I heard Abu Ali al-Daqqaq discuss Allah’s saying,
وَأَيُّوبَ إِذْ نَادَى رَبَّهُ أَنِّي مَسَّنِيَ الضُّرُّ وَأَنتَ أَرْحَمُ الرَّاحِمِينَ
“. . . Ayyub, when he called to His Lord, ‘Trouble has touched me, and You are the Most Merciful of the Merciful” (Surah 21 Al-Ambiya: Verse 83).”
He said, “Because Ayyub (Upon him be peace) maintained the correct refinement of address (and would not presume to tell his Lord what to do), he did not say, ‘Have mercy upon me!’
For the same reason Isa (Upon him be peace) said,
إِن تُعَذِّبْهُمْ فَإِنَّهُمْ عِبَادُكَ وَإِن تَغْفِرْ لَهُمْ فَإِنَّكَ أَنتَ الْعَزِيزُ الْحَكِيمُ
‘If You punish them, they are Your servants’ (Surah 5 Al-Ma’idah: Verse 118). Isa also said,
إِن كُنتُ قُلْتُهُ فَقَدْ عَلِمْتَهُ
‘Had I said it, You would have known it’ (Surah 5 Al-Ma’idah: Verse 116).

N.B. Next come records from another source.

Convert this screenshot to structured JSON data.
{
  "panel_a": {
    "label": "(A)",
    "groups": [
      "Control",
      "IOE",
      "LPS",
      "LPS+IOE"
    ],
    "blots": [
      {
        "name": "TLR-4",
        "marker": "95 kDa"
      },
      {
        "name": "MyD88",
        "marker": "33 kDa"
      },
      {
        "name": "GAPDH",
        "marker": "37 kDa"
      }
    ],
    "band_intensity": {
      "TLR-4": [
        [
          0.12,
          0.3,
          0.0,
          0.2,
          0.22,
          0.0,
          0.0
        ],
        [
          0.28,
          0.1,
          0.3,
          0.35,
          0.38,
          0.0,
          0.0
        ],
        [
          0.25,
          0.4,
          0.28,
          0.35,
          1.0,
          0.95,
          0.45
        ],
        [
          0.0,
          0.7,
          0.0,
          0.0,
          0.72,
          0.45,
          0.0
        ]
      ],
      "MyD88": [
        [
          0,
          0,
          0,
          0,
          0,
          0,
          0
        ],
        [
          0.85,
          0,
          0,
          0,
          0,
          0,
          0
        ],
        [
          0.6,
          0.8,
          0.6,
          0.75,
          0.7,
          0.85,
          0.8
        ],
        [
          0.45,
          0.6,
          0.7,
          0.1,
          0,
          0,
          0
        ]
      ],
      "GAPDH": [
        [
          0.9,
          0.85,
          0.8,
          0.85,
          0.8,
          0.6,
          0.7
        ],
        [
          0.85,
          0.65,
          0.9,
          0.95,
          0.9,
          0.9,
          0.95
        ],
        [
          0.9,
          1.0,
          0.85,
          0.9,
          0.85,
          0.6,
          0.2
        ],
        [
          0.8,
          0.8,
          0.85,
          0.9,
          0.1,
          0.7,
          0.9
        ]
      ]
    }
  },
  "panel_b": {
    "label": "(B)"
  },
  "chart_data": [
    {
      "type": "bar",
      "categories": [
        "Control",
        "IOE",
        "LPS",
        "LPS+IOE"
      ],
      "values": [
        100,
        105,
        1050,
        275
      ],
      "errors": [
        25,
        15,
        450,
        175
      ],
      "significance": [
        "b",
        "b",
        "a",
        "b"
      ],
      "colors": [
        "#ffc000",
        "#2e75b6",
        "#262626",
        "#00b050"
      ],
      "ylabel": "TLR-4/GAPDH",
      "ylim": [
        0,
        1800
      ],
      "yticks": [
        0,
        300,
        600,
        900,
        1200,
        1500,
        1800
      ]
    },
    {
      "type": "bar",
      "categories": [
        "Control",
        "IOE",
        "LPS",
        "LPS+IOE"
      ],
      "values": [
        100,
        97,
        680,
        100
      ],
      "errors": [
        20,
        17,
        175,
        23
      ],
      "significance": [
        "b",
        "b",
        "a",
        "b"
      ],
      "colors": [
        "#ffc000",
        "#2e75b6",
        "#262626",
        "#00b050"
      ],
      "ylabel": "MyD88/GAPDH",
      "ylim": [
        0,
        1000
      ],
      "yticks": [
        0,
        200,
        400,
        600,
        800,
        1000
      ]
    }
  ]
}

Because he was aware of the conduct proper to the divine presence, he could not insult divine Omniscience by saying, ‘I did not say it.’
I heard Muhammad bin Abd Allah al-Sufi say Junayd said, “A righteous man came to me one Friday and asked, ‘Would you send along with me a poor dervish who would bring happiness to my house and eat something with me?’ I looked around and saw that among those present was a poor dervish in whom the signs of need were visible. So I extended him the invitation and told him, ‘Go with this gentleman and bring him happiness.’ So he went. But it was not long before the man came back to me and said, ‘O Abu-l--Qasim, that poor man ate nothing but a mouthful and left!’ ‘Perhaps you said some rough word to him,’ 1 suggested. ‘I said nothing!’ he assured me. I looked around and saw that the poor dervish was back again sitting with me! ‘Why did you not complete his happiness?’ I asked him. ‘O Master,’ he told me, ‘I left Kufa and came to Baghdad without anything to eat, but I hated the idea that because of need, bad behaviour should appear from me in your presence. When you gave me the invitation, I was happy because it originated with you. So I went, but I had no heart for it. When I sat at his table, he set a meal before me and told me, “Eat, for it is dearer to me than 10,000 dirhams!” When I heard that from him, I knew that his aspiration was low, and I shied away from eating his food.’ ‘Did I not say to you that you had behaved badly toward him?’ I said. ‘Abu-l-Qasim, I repent!’ he cried. So I asked the dervish to go with him and make him happy.”